Dass im Printbereich gute Inhalte noch immer ziehen könnten, sehe man am Beispiel der Tageszeitung Latvijas Avīze und einem Projekt, das ehemalige Mitarbeiter von Diena nach dem großen Ausverkauf ihrer Zeitung starteten: Ir. Das Nachrichtenmagazin, das sowohl alle Aktionäre transparent macht als auch offenlegt, nach welchen ethischen Kodizes die Redaktion verfährt, ist seit der Gründung 2011 sehr beliebt. Um sich von anderen Zeitungen und Magazinen abzugrenzen, versuchen die Journalisten investigativ zu recherchieren und viele politische Storys zu bringen.
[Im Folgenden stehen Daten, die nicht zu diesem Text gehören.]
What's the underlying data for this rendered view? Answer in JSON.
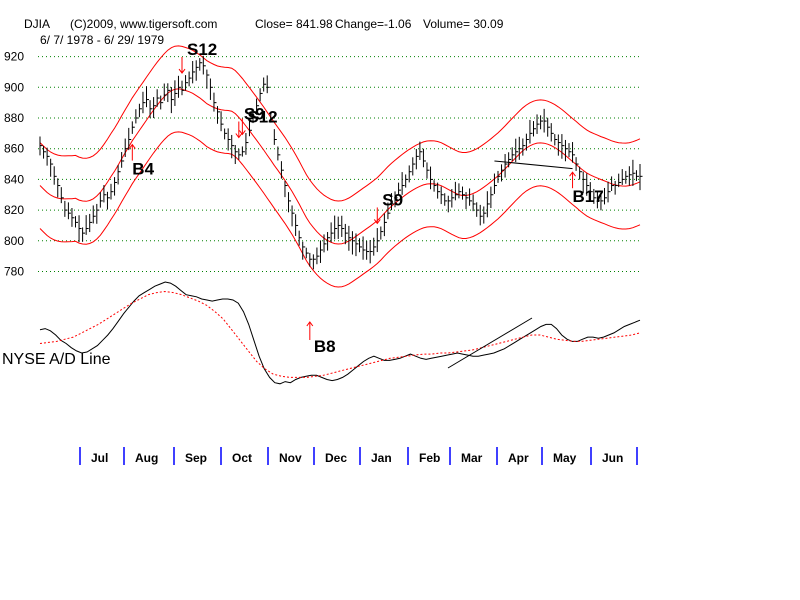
{
  "chart_data": {
    "type": "line",
    "header": {
      "symbol": "DJIA",
      "source": "(C)2009, www.tigersoft.com",
      "close": "Close=   841.98",
      "change": "Change=-1.06",
      "volume": "Volume= 30.09",
      "date_range": "6/ 7/ 1978 - 6/ 29/ 1979"
    },
    "ylim": [
      770,
      925
    ],
    "y_ticks": [
      780,
      800,
      820,
      840,
      860,
      880,
      900,
      920
    ],
    "x_labels": [
      "Jul",
      "Aug",
      "Sep",
      "Oct",
      "Nov",
      "Dec",
      "Jan",
      "Feb",
      "Mar",
      "Apr",
      "May",
      "Jun"
    ],
    "ad_line_label": "NYSE A/D Line",
    "colors": {
      "price": "#000000",
      "bands": "#ff0000",
      "grid": "#008000",
      "signal": "#ff0000",
      "axis_ticks": "#0000ff"
    },
    "price_close": [
      862,
      858,
      855,
      850,
      842,
      836,
      828,
      820,
      818,
      815,
      812,
      808,
      805,
      808,
      812,
      816,
      820,
      826,
      830,
      828,
      832,
      838,
      845,
      852,
      860,
      866,
      874,
      880,
      886,
      890,
      892,
      886,
      888,
      893,
      890,
      895,
      898,
      892,
      896,
      900,
      898,
      903,
      906,
      910,
      913,
      916,
      914,
      908,
      900,
      890,
      884,
      876,
      870,
      866,
      862,
      858,
      856,
      858,
      864,
      872,
      880,
      888,
      896,
      902,
      900,
      880,
      866,
      856,
      846,
      836,
      826,
      818,
      810,
      802,
      796,
      792,
      788,
      788,
      790,
      794,
      798,
      802,
      805,
      808,
      810,
      808,
      805,
      802,
      800,
      798,
      796,
      794,
      793,
      793,
      796,
      800,
      806,
      812,
      818,
      824,
      828,
      833,
      836,
      840,
      845,
      850,
      855,
      858,
      852,
      846,
      840,
      836,
      832,
      830,
      826,
      826,
      828,
      830,
      832,
      830,
      828,
      826,
      824,
      820,
      816,
      818,
      824,
      830,
      836,
      842,
      846,
      850,
      853,
      856,
      858,
      860,
      862,
      866,
      870,
      873,
      876,
      878,
      878,
      874,
      870,
      866,
      864,
      862,
      860,
      858,
      856,
      850,
      845,
      840,
      836,
      832,
      828,
      826,
      826,
      828,
      832,
      836,
      836,
      838,
      840,
      842,
      843,
      844,
      842,
      842
    ],
    "ad_line": [
      0.55,
      0.56,
      0.54,
      0.5,
      0.45,
      0.42,
      0.38,
      0.35,
      0.33,
      0.34,
      0.37,
      0.4,
      0.45,
      0.5,
      0.56,
      0.63,
      0.7,
      0.76,
      0.82,
      0.87,
      0.9,
      0.93,
      0.96,
      0.98,
      1.0,
      0.99,
      0.96,
      0.92,
      0.88,
      0.87,
      0.86,
      0.84,
      0.83,
      0.82,
      0.83,
      0.84,
      0.84,
      0.83,
      0.8,
      0.72,
      0.6,
      0.45,
      0.3,
      0.18,
      0.1,
      0.05,
      0.04,
      0.06,
      0.05,
      0.08,
      0.1,
      0.11,
      0.12,
      0.12,
      0.1,
      0.08,
      0.07,
      0.08,
      0.1,
      0.13,
      0.17,
      0.21,
      0.25,
      0.28,
      0.3,
      0.28,
      0.26,
      0.26,
      0.27,
      0.28,
      0.3,
      0.32,
      0.3,
      0.28,
      0.27,
      0.28,
      0.29,
      0.3,
      0.31,
      0.32,
      0.33,
      0.32,
      0.31,
      0.3,
      0.3,
      0.31,
      0.32,
      0.33,
      0.35,
      0.37,
      0.4,
      0.43,
      0.46,
      0.49,
      0.52,
      0.55,
      0.58,
      0.6,
      0.6,
      0.56,
      0.5,
      0.46,
      0.44,
      0.44,
      0.46,
      0.48,
      0.48,
      0.47,
      0.48,
      0.5,
      0.52,
      0.55,
      0.58,
      0.6,
      0.62,
      0.64
    ],
    "ad_moving_average": [
      0.42,
      0.43,
      0.44,
      0.46,
      0.48,
      0.52,
      0.56,
      0.6,
      0.65,
      0.7,
      0.75,
      0.8,
      0.84,
      0.88,
      0.9,
      0.91,
      0.9,
      0.88,
      0.85,
      0.82,
      0.78,
      0.72,
      0.65,
      0.55,
      0.45,
      0.35,
      0.25,
      0.18,
      0.13,
      0.11,
      0.1,
      0.1,
      0.1,
      0.11,
      0.12,
      0.14,
      0.16,
      0.18,
      0.2,
      0.22,
      0.24,
      0.26,
      0.28,
      0.29,
      0.3,
      0.31,
      0.32,
      0.32,
      0.33,
      0.33,
      0.34,
      0.35,
      0.36,
      0.38,
      0.4,
      0.42,
      0.44,
      0.46,
      0.48,
      0.5,
      0.5,
      0.48,
      0.46,
      0.45,
      0.44,
      0.44,
      0.45,
      0.46,
      0.47,
      0.48,
      0.49,
      0.5,
      0.52
    ],
    "signals": [
      {
        "label": "S12",
        "index": 40
      },
      {
        "label": "S9",
        "index": 56
      },
      {
        "label": "S12",
        "index": 57
      },
      {
        "label": "S9",
        "index": 95
      },
      {
        "label": "B17",
        "index": 150
      },
      {
        "label": "B4",
        "index": 26
      },
      {
        "label": "B8",
        "index": 76
      }
    ]
  }
}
Sie fahren gut damit, was sich auch daran zeigt, dass die Leser ihre Onlineangebote abrufen, obwohl sie kostenpflichtig sind.

Ob sich Angebote wie Ir langfristig durchsetzen und auch rechnen, bleibt abzuwarten. Denn der bisherige Trend zeigt in die andere Richtung: In den vergangenen zehn Jahren senkten die lettischen Medienunternehmen ihre Personalkosten um 40 Prozent, was einige Redaktionen praktisch rechercheunfähig gemacht hat. Infolge sitzen sie immer häufiger PR-Aktionen und Fehlinformationen auf, am drastischsten zeigte sich das an einer Ente 2009: Etliche Redaktionen verbreiteten ungeprüft die Meldung von einem Meteoriten-Absturz, die das Mobilfunkunternehmen Tele 2 in die Welt gesetzt hatte.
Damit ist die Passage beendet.